On the bill at this year’s event are PJ Harvey, Ryan Adams, Irvine Welsh and Billy Bragg. Expect more than 1,500 acts in all across 17 performance areas with enchanting names such as Einstein’s Garden, Fortune Falls and Babbling Tongues. The Settlement area is the campsite for festival-goers and is family-oriented with entertainment on offer day and night.
8 Festival No 6
The Italian-inspired village of Portmeirion is a visual feast of fanciful pastel-toned architecture and a prime tourist attraction in North Wales nestled in the hills above the Dwyryd Estuary. With a desire to capture the character of the Mediterranean, architect Sir Clough Williams-Ellis conceived of and crafted the village over a period of 50 years and it has since been a source of inspiration for writers and other luminaries, and synonymous with the surreal following the filming of the TV series The Prisoner here in the 1960s.
The show was a cult spy drama and the central character named Number 6, naturally the inspiration for the award-winning music, arts and culture festival that now takes place each September on the Portmeirion site.
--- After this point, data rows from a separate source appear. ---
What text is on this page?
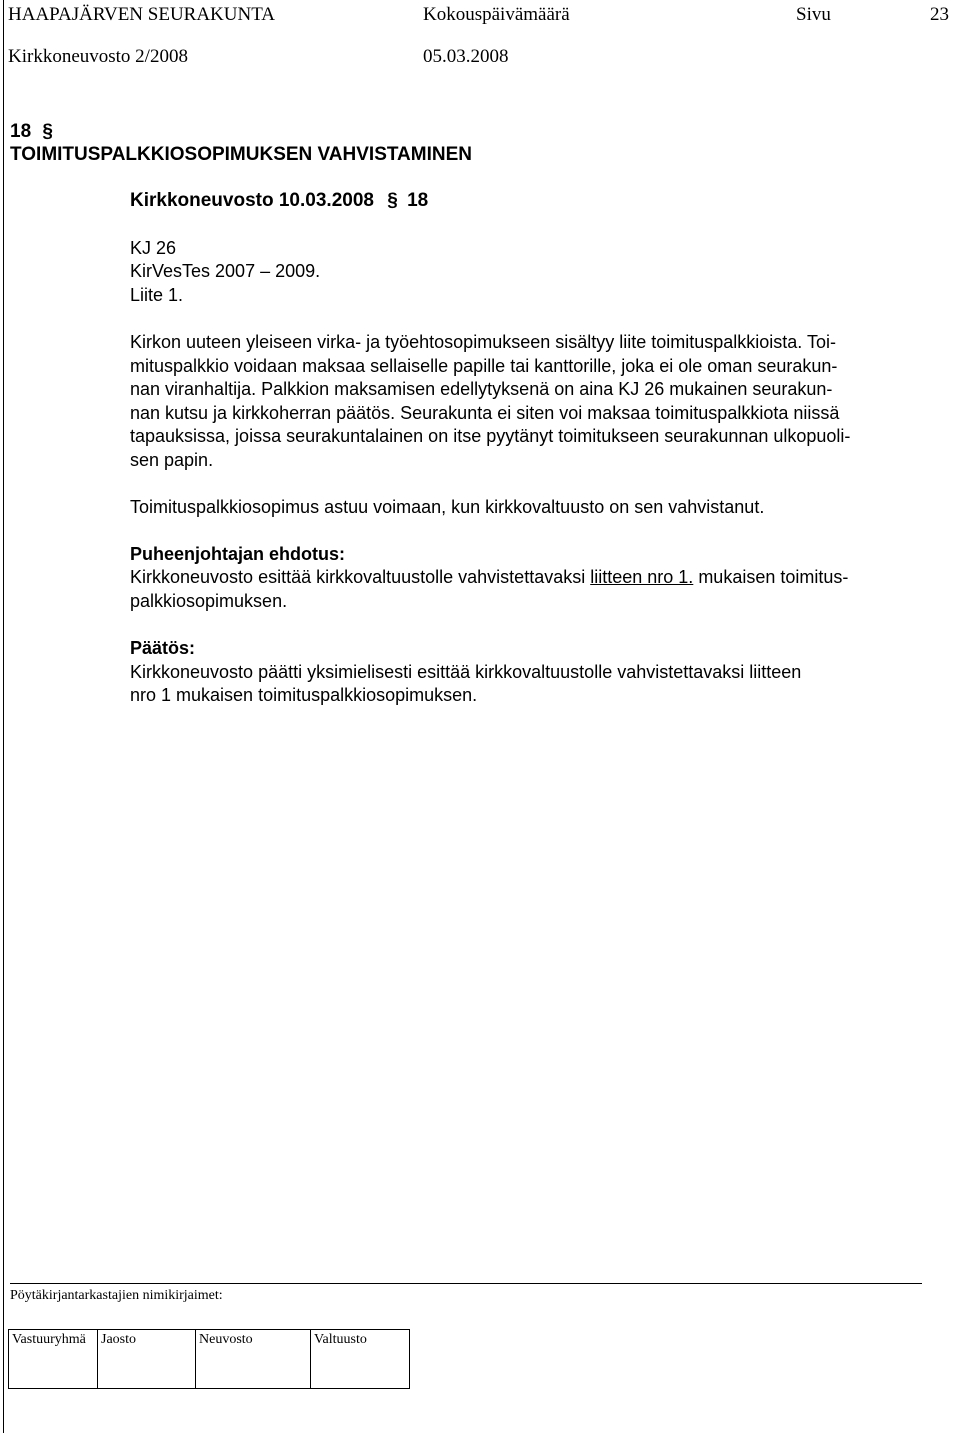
HAAPAJÄRVEN SEURAKUNTA	Kokouspäivämäärä	Sivu	23
Kirkkoneuvosto 2/2008	05.03.2008
18 §
TOIMITUSPALKKIOSOPIMUKSEN VAHVISTAMINEN
Kirkkoneuvosto 10.03.2008 § 18
KJ 26
KirVesTes 2007 – 2009.
Liite 1.
Kirkon uuteen yleiseen virka- ja työehtosopimukseen sisältyy liite toimituspalkkioista. Toi-
mituspalkkio voidaan maksaa sellaiselle papille tai kanttorille, joka ei ole oman seurakun-
nan viranhaltija. Palkkion maksamisen edellytyksenä on aina KJ 26 mukainen seurakun-
nan kutsu ja kirkkoherran päätös. Seurakunta ei siten voi maksaa toimituspalkkiota niissä
tapauksissa, joissa seurakuntalainen on itse pyytänyt toimitukseen seurakunnan ulkopuoli-
sen papin.
Toimituspalkkiosopimus astuu voimaan, kun kirkkovaltuusto on sen vahvistanut.
Puheenjohtajan ehdotus:
Kirkkoneuvosto esittää kirkkovaltuustolle vahvistettavaksi liitteen nro 1. mukaisen toimitus-
palkkiosopimuksen.
Päätös:
Kirkkoneuvosto päätti yksimielisesti esittää kirkkovaltuustolle vahvistettavaksi liitteen
nro 1 mukaisen toimituspalkkiosopimuksen.
Pöytäkirjantarkastajien nimikirjaimet:
Vastuuryhmä	Jaosto	Neuvosto	Valtuusto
With its magical village setting surrounded by the mountains of Snowdonia National Park, the No 6 Festival epitomizes a unique experience for visitors, and since its inaugural event in 2012 has become one of Britain’s most spirited, surreal and sophisticated summer celebrations of music and culture for all the family.
As well as mainstream music performances, the festival includes a whole host of cultural activities – comedy, readings, theatre & cabaret and lots more – a Sergeant Pepper’s themed carnival, vintage fair, hot tub sessions, health & healing, a torch-lit procession and plenty of food & drink indulgence.
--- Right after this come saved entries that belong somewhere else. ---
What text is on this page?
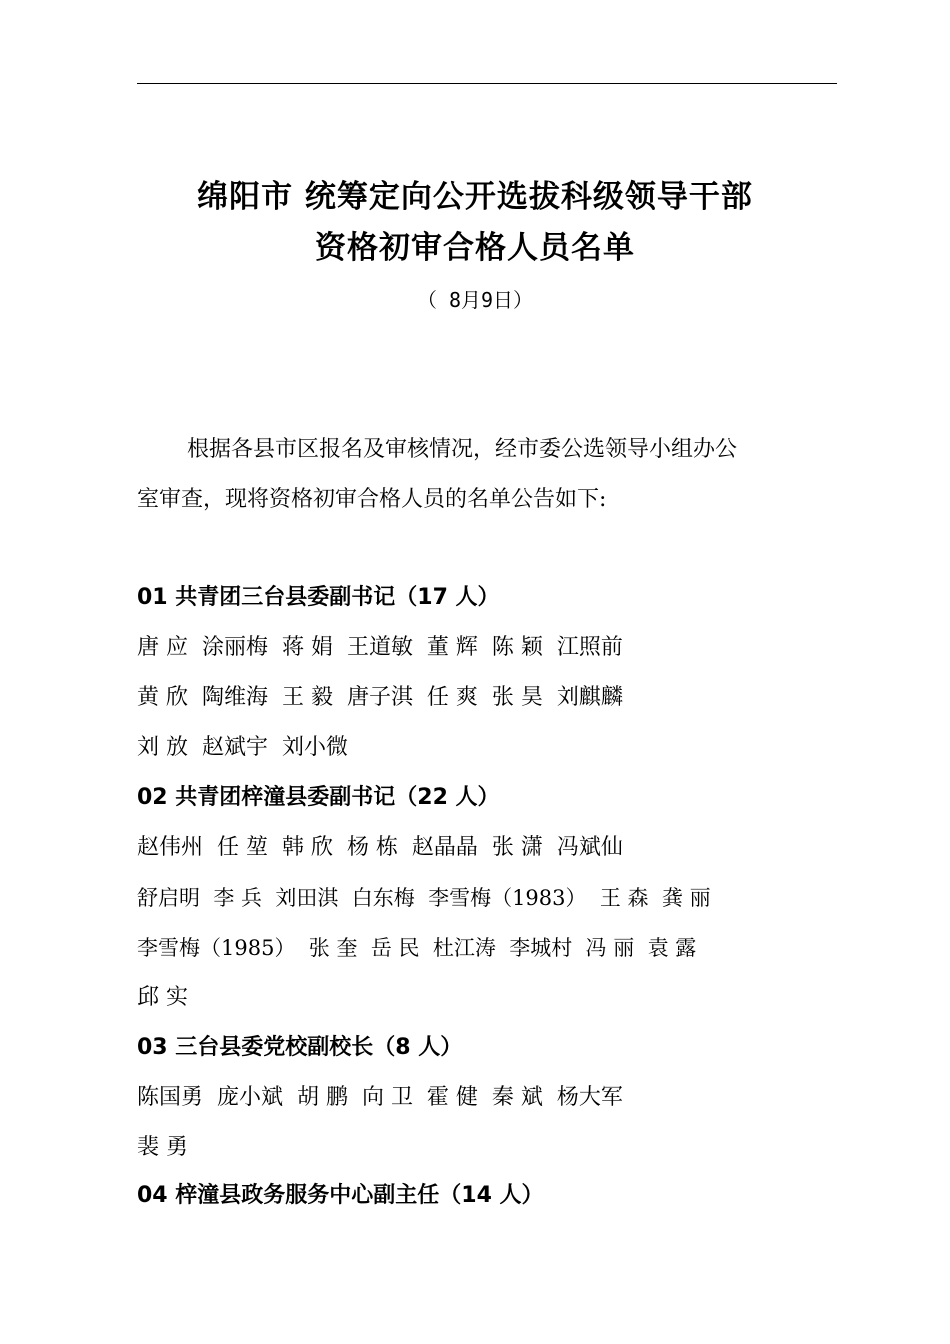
绵阳市 统筹定向公开选拔科级领导干部
资格初审合格人员名单
（ 8月9日）
根据各县市区报名及审核情况，经市委公选领导小组办公
室审查，现将资格初审合格人员的名单公告如下:
01 共青团三台县委副书记（17 人）
唐 应  涂丽梅  蒋 娟  王道敏  董 辉  陈 颖  江照前
黄 欣  陶维海  王 毅  唐子淇  任 爽  张 昊  刘麒麟
刘 放  赵斌宇  刘小微
02 共青团梓潼县委副书记（22 人）
赵伟州  任 堃  韩 欣  杨 栋  赵晶晶  张 潇  冯斌仙
舒启明  李 兵  刘田淇  白东梅  李雪梅（1983）  王 森  龚 丽
李雪梅（1985）  张 奎  岳 民  杜江涛  李城村  冯 丽  袁 露
邱 实
03 三台县委党校副校长（8 人）
陈国勇  庞小斌  胡 鹏  向 卫  霍 健  秦 斌  杨大军
裴 勇
04 梓潼县政务服务中心副主任（14 人）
This year, the festival takes up again for four days from 7th to 10th September and performers include Jarvis Cocker, Goldie, The Flaming Lips, Irvine Welsh, Charlotte Church and a multitude more.
9 Abergavenny Food Festival
© www. visitwales.com
Wales’s premier food festival was instigated in 1999 when two local farmers acted in response to the ‘mad cow disease’ crisis of the time which had caused a lack of consumer confidence in British produce. Their idea was to showcase the wonderful food Wales has to offer and the passion of those who produce it.
Eighteen years on and it’s grown into the largest and longest-running food festival in Wales, gaining an excellent reputation as a place for chefs and food businesses to come together in celebration of local produce.
Held in the attractive medieval market town of Abergavenny known as the ‘Gateway to Wales’, the festival has been flaunted by The Guardian as ‘Abergavenny is to food as Cannes is to film’, and each year attracts big-name chefs like Jamie Oliver, Anthony Bourdain and Rick Stein.
Headlining this year’s event – taking place on 16th and 17th September – are two-star Michelin and TV chef Tom Kerridge, and celebrity chef, TV personality and food writer Hugh Fearnley-Whittingstall. And with tasting workshops, chef demos, food markets, kids’ activities and plenty more, the 30,000 visitors expected are certainly in for a crave-worthy treat.